Escolha o mais difícil. Sempre.

Porque seguir pelo caminho mais difícil te fará melhor

Hoje pela manhã deixei minha esposa grávida de 8 meses dormindo enquanto me preparava para sair de casa. É um momento da gravidez em que sinto que minha participação nas tarefas domésticas é essencial para aliviá-la de todo o incômodo causado pela gravidez. Não é natural para mim assumir todas estas tarefas, mas sempre que possível tento fazer algo que possa tirar dela algum esforço.

Após o café da manhã, deixei uma xícara e alguns talheres na pia da cozinha. Não era uma grande quantidade de louça, logo, imaginei que ela pudesse dar conta e lavá-las. Esta era a decisão fácil.

Todos os dias lidamos com momentos de decisão, seja no trabalho, na vida pessoal, nos esportes, na saúde. A decisão intuitiva será sempre pelo de menor esforço, a que evita o conflito ou seja mais cômoda. O que não percebemos é que escolhendo a decisão fácil, estamos deixando de evoluir não só a nós mesmos, mas ao outro.

Tomando como exemplo o mundo corporativo, temos claros e fartos exemplos de momentos em que a decisão fácil é tomada. Se um colega falha na execução de sua atividade, é mais fácil aceitar e deixar que ele resolva por si só, ou mesmo que aceite as consequências que chamá-lo para um feedback de que o caminho seguido não é o mais adequado.

O mesmo podemos dizer quanto temos uma notícia ruim para dar a um cliente.
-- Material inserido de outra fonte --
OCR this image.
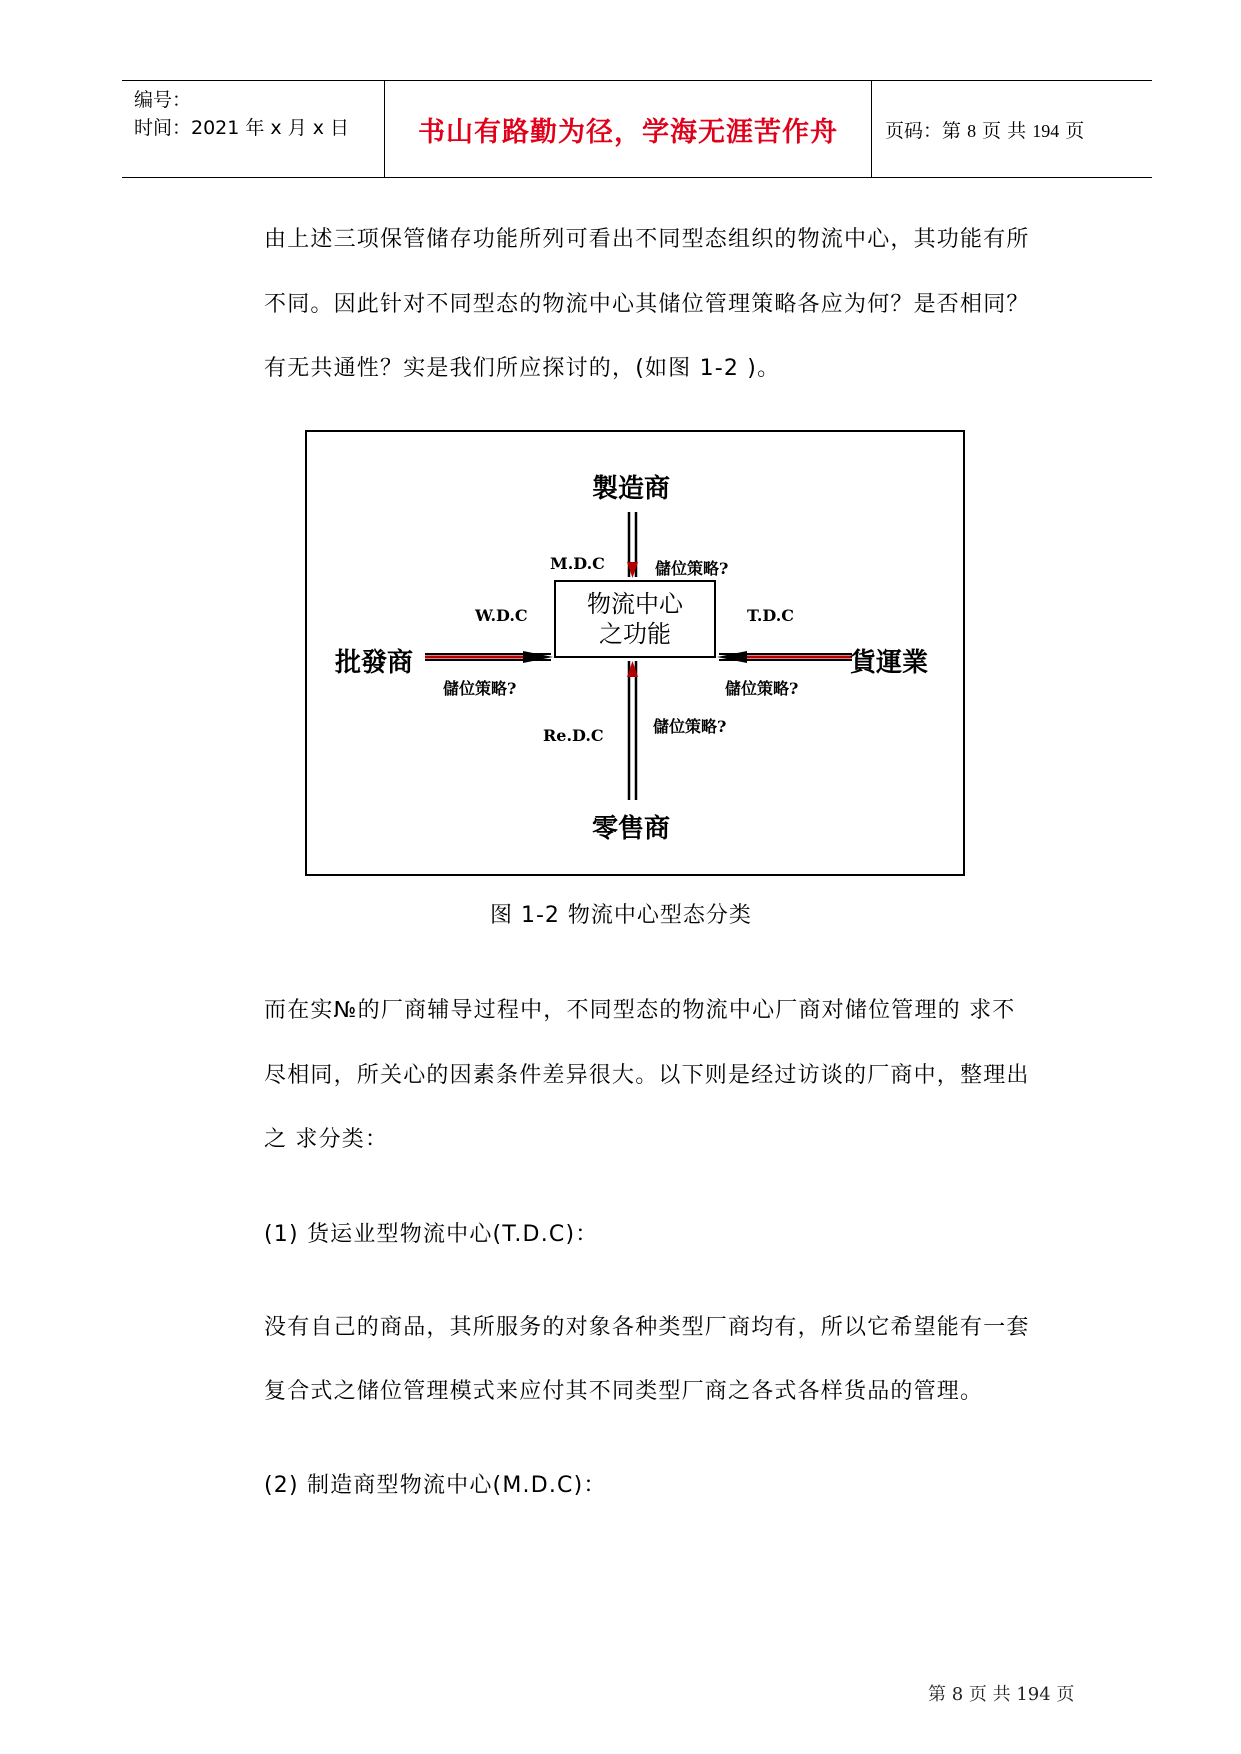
编号：
时间：2021 年 x 月 x 日	书山有路勤为径，学海无涯苦作舟 页码：第 8 页 共 194 页
由上述三项保管储存功能所列可看出不同型态组织的物流中心，其功能有所
不同。因此针对不同型态的物流中心其储位管理策略各应为何？是否相同？
有无共通性？实是我们所应探讨的，(如图 1-2 )。
物流中心
之功能
製造商
零售商
批發商	貨運業
M.D.C
W.D.C	T.D.C
Re.D.C
儲位策略?
儲位策略?	儲位策略?
儲位策略?
图 1-2 物流中心型态分类
而在实№的厂商辅导过程中，不同型态的物流中心厂商对储位管理的 求不
尽相同，所关心的因素条件差异很大。以下则是经过访谈的厂商中，整理出
之 求分类：
(1) 货运业型物流中心(T.D.C)：
没有自己的商品，其所服务的对象各种类型厂商均有，所以它希望能有一套
复合式之储位管理模式来应付其不同类型厂商之各式各样货品的管理。
(2) 制造商型物流中心(M.D.C)：
第 8 页 共 194 页
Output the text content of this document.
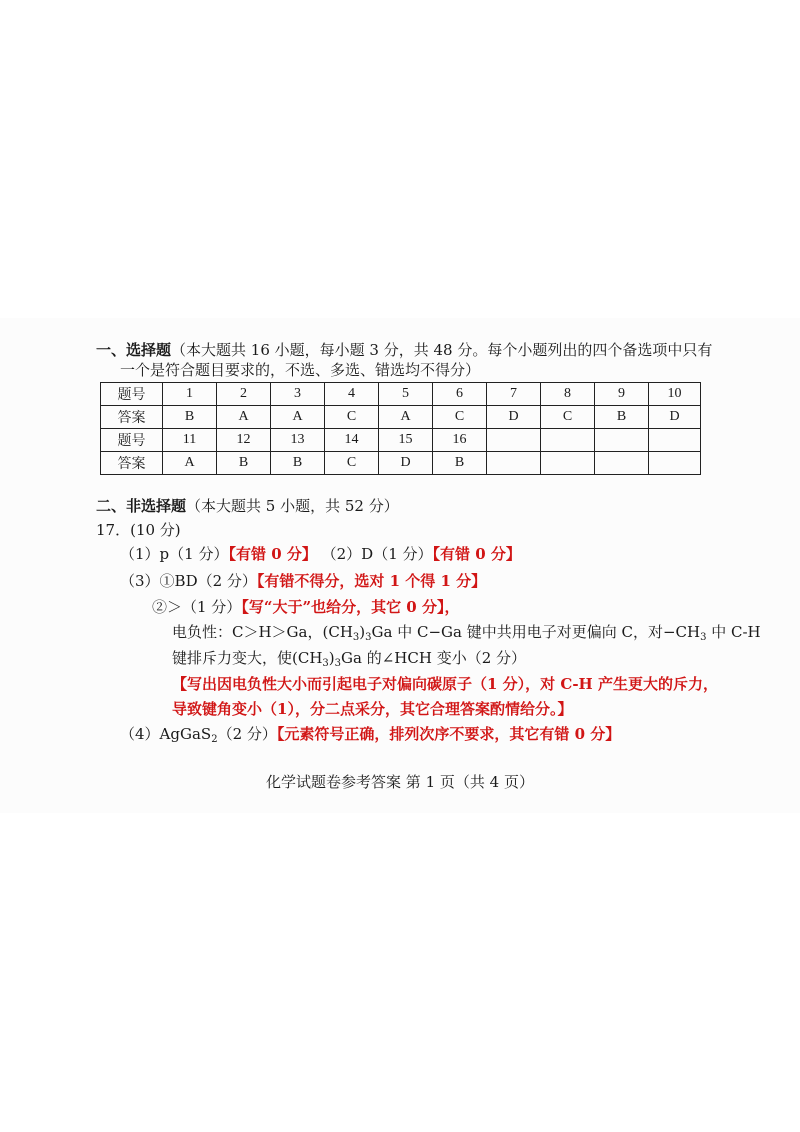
一、选择题（本大题共 16 小题，每小题 3 分，共 48 分。每个小题列出的四个备选项中只有
一个是符合题目要求的，不选、多选、错选均不得分）
题号	1	2	3	4	5	6	7	8	9	10
答案	B	A	A	C	A	C	D	C	B	D
题号	11	12	13	14	15	16				
答案	A	B	B	C	D	B				
二、非选择题（本大题共 5 小题，共 52 分）
17．(10 分)
（1）p（1 分）【有错 0 分】 （2）D（1 分）【有错 0 分】
（3）①BD（2 分）【有错不得分，选对 1 个得 1 分】
②＞（1 分）【写“大于”也给分，其它 0 分】，
电负性：C＞H＞Ga，$(CH_3)_3Ga$ 中 C−Ga 键中共用电子对更偏向 C，对$-CH_3$ 中 C-H
键排斥力变大，使$(CH_3)_3Ga$ 的∠HCH 变小（2 分）
【写出因电负性大小而引起电子对偏向碳原子（1 分），对 C-H 产生更大的斥力，
导致键角变小（1），分二点采分，其它合理答案酌情给分。】
（4）AgGaS$_2$（2 分）【元素符号正确，排列次序不要求，其它有错 0 分】
化学试题卷参考答案 第 1 页（共 4 页）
Um atraso, um problema na qualidade do serviço prestado, cobrar uma pendência. O mais fácil será sempre esperar que o tempo passe e que ele se lembre de cobrar, caso ele cobre. Se não cobrar, fica por isso mesmo. Sobre uma pendência por parte dele, é mais fácil entender que ele conhece as consequências que alertá-lo sobre os possíveis impactos.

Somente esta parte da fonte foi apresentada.